O rei Tahir fica surpreso. Como se explica o caso de uma legenda que ia morrer.
Das “Mil histórias sem fim...” é esta a trigésima terceira. O desejo de parecer hábil é, muitas vezes, uma inabilidade. Lida esta, restam apenas novecentas e sessenta e sete.
Conta-se que Tahir ben Mohammed, o judicioso governador de Sidjistã, ao regressar, certa vez, de uma excursão às suas tão famosas minas de prata, viu-se obrigado a repousar com sua numerosa comitiva à sombra de um caravançará que ele próprio mandara construir entre as tamareiras do oásis de Bedi-Ezzemã.
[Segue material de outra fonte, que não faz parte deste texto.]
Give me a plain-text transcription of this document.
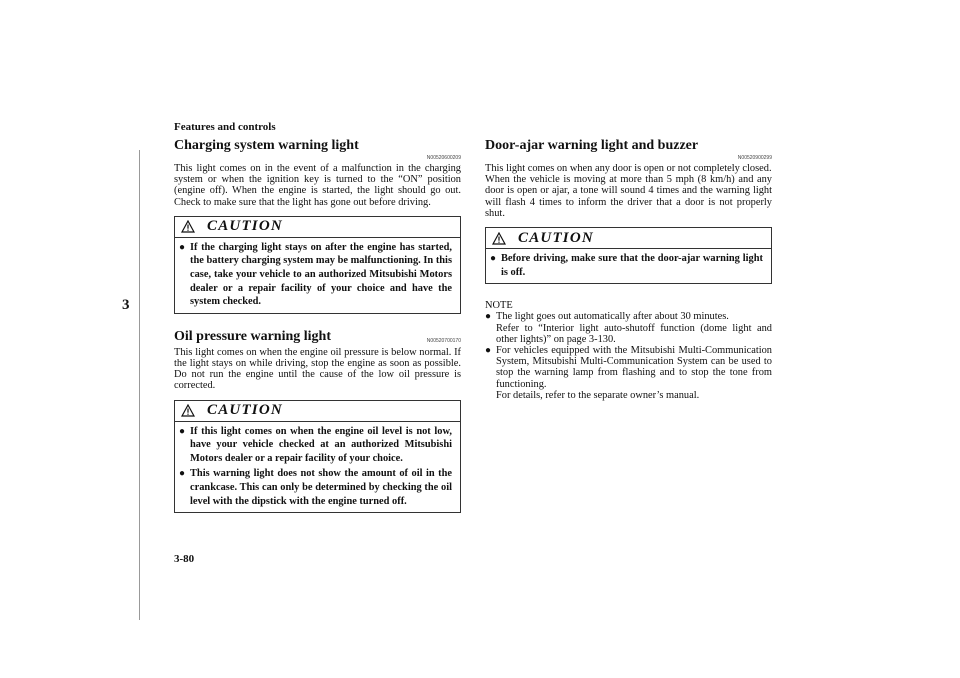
Features and controls
3
3-80
N00520600209
Charging system warning light

This light comes on in the event of a malfunction in the charging system or when the ignition key is turned to the “ON” position (engine off). When the engine is started, the light should go out. Check to make sure that the light has gone out before driving.

CAUTION
● If the charging light stays on after the engine has started, the battery charging system may be malfunctioning. In this case, take your vehicle to an authorized Mitsubishi Motors dealer or a repair facility of your choice and have the system checked.
N00520700170
Oil pressure warning light

This light comes on when the engine oil pressure is below normal. If the light stays on while driving, stop the engine as soon as possible. Do not run the engine until the cause of the low oil pressure is corrected.

CAUTION
● If this light comes on when the engine oil level is not low, have your vehicle checked at an authorized Mitsubishi Motors dealer or a repair facility of your choice.
● This warning light does not show the amount of oil in the crankcase. This can only be determined by checking the oil level with the dipstick with the engine turned off.
N00520900299
Door-ajar warning light and buzzer

This light comes on when any door is open or not completely closed.

When the vehicle is moving at more than 5 mph (8 km/h) and any door is open or ajar, a tone will sound 4 times and the warning light will flash 4 times to inform the driver that a door is not properly shut.

CAUTION
● Before driving, make sure that the door-ajar warning light is off.
NOTE
● The light goes out automatically after about 30 minutes.
Refer to “Interior light auto-shutoff function (dome light and other lights)” on page 3-130.
● For vehicles equipped with the Mitsubishi Multi-Communication System, Mitsubishi Multi-Communication System can be used to stop the warning lamp from flashing and to stop the tone from functioning.
For details, refer to the separate owner’s manual.
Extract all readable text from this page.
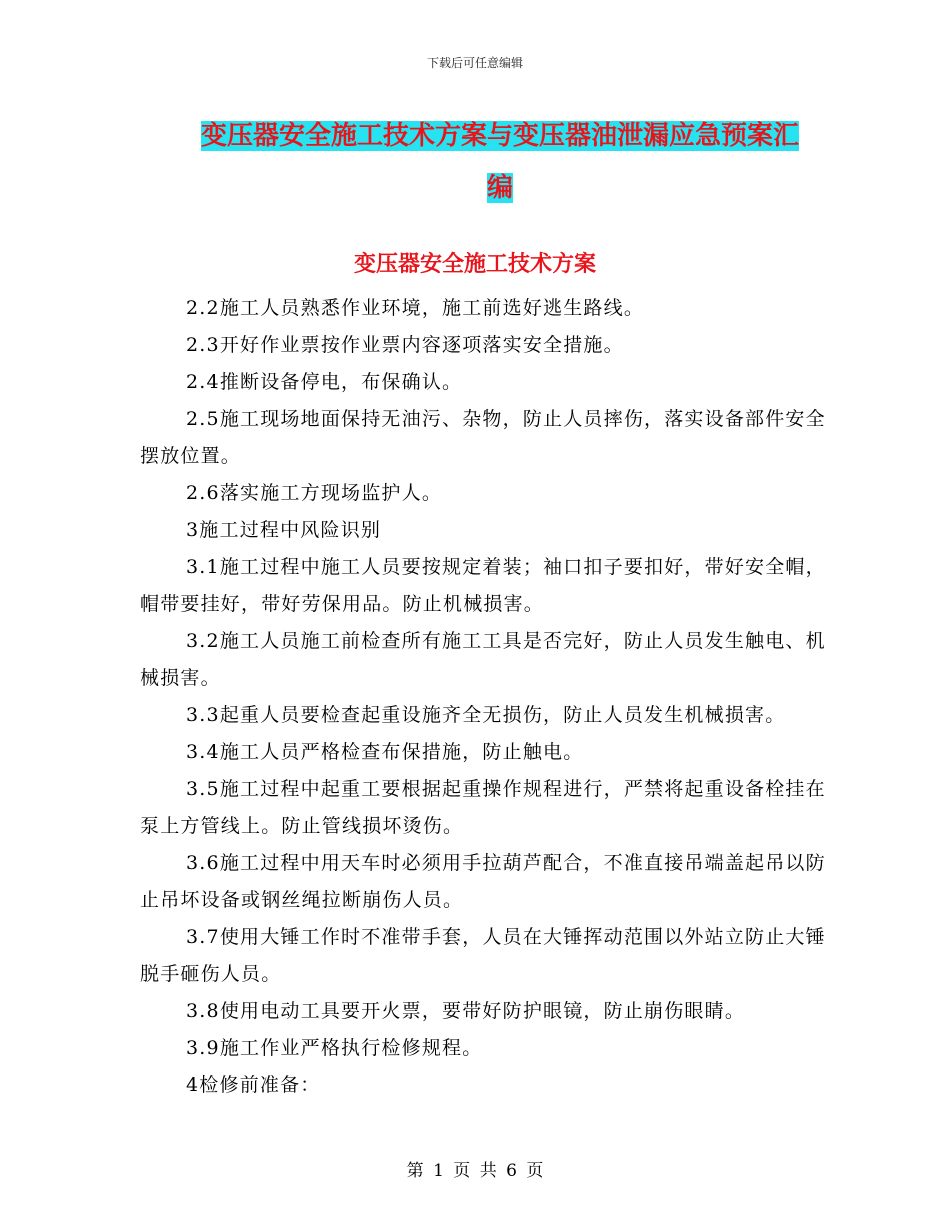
下载后可任意编辑
变压器安全施工技术方案与变压器油泄漏应急预案汇
编
变压器安全施工技术方案

2.2施工人员熟悉作业环境，施工前选好逃生路线。

2.3开好作业票按作业票内容逐项落实安全措施。

2.4推断设备停电，布保确认。

2.5施工现场地面保持无油污、杂物，防止人员摔伤，落实设备部件安全摆放位置。

2.6落实施工方现场监护人。

3施工过程中风险识别

3.1施工过程中施工人员要按规定着装；袖口扣子要扣好，带好安全帽，帽带要挂好，带好劳保用品。防止机械损害。

3.2施工人员施工前检查所有施工工具是否完好，防止人员发生触电、机械损害。

3.3起重人员要检查起重设施齐全无损伤，防止人员发生机械损害。

3.4施工人员严格检查布保措施，防止触电。

3.5施工过程中起重工要根据起重操作规程进行，严禁将起重设备栓挂在泵上方管线上。防止管线损坏烫伤。

3.6施工过程中用天车时必须用手拉葫芦配合，不准直接吊端盖起吊以防止吊坏设备或钢丝绳拉断崩伤人员。

3.7使用大锤工作时不准带手套，人员在大锤挥动范围以外站立防止大锤脱手砸伤人员。

3.8使用电动工具要开火票，要带好防护眼镜，防止崩伤眼睛。

3.9施工作业严格执行检修规程。

4检修前准备：

第 1 页 共 6 页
Nas vizinhanças desse caravançará, existia uma pedra negra e lisa, cuja face era varrida, dia e noite, pelos ventos do deserto.
Observou o poderoso emir que alguém (um sábio ou um viajante misterioso) havia gravado na tal pedra estranhas figuras. Dois círculos desiguais ligados por uma curva terminada em laço. Dentro do círculo maior um triângulo com três ângulos agudos e tendo o vértice para cima. No centro desse triângulo, uma pequena cruz. O círculo menor era cortado, bem ao centro, por uma flecha cuja extremidade ia tocar num quadrilátero irregular que envolvia duas letras e um algarismo.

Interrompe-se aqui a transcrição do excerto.